Archive for the 'Cryptography' Category

Stealing Encrypted Data !

The Center for Information Technology policy group at Princeton university published a finding in which they showed how simple it is to break “Encrypted Hard drives” using cold boot attack.

This attack as described in the paper is very simple and can be performed by an average guy. The attacks exploit the DRAM remanence effects to recover cryptographic keys held in memory. There is a good video posted by the group which includes a demonstration of how simple it is to break an encrypted system (when the system is up and running or in standby/hibernate mode) and it is worth watching.

Most corporations use Pointsec for full disk encryption.
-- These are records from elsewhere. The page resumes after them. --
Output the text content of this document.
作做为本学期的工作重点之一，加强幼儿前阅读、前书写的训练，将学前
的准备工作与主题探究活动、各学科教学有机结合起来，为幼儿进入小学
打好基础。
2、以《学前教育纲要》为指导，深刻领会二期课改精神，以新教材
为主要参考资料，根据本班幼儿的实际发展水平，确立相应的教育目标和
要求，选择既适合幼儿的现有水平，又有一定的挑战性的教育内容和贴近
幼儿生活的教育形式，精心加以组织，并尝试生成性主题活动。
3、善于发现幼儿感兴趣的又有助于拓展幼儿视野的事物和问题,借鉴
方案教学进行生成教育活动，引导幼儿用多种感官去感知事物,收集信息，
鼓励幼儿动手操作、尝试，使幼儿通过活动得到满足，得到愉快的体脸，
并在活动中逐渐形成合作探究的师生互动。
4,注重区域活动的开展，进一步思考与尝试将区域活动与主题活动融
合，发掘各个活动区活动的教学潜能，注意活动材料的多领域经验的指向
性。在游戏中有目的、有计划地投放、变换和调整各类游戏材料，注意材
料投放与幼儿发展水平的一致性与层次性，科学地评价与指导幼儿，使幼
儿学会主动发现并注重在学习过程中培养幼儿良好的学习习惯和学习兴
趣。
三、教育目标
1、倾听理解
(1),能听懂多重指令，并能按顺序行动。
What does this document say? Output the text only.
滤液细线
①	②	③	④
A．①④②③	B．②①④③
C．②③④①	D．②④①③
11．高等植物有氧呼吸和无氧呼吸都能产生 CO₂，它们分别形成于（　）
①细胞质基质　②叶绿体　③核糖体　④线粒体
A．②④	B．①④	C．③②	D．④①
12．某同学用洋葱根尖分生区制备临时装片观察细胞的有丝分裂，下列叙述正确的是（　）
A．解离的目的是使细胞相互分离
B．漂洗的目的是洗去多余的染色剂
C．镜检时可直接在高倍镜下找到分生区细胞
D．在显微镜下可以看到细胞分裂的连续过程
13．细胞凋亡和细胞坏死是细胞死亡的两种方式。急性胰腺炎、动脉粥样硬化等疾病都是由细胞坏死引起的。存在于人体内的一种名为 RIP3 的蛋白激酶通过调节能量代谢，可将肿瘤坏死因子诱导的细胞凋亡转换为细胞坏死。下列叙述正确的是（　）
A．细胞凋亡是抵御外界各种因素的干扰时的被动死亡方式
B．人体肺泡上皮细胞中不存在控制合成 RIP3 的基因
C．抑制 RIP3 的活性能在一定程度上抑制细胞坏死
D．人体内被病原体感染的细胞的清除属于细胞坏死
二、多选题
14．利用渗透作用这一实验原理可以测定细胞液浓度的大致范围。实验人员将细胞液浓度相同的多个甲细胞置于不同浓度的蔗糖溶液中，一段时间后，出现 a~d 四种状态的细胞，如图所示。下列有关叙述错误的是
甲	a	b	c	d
The researchers were successful in retrieving the encryption key for hard drives encrypted using BitLocker, FileVault, dm-crypt, and TrueCrypt. A possibility exists where Pointsec encrypted drives are also vulnerable.

What steps can corporations take to mitigate the risk ?

  • Change the machine’s architecture: Find DRAM systems that lose their state quickly. This might not be feasible from a cost standpoint on existing machines.
  • Prevent physical access to DRAM chips and modules: Tamper resistant hardware, does it exist ? 🙂
  • Complete “shutdown” : Educate corporate users to completely “shudown” their laptops (instead of going in to hibernate / standby mode) while traveling etc.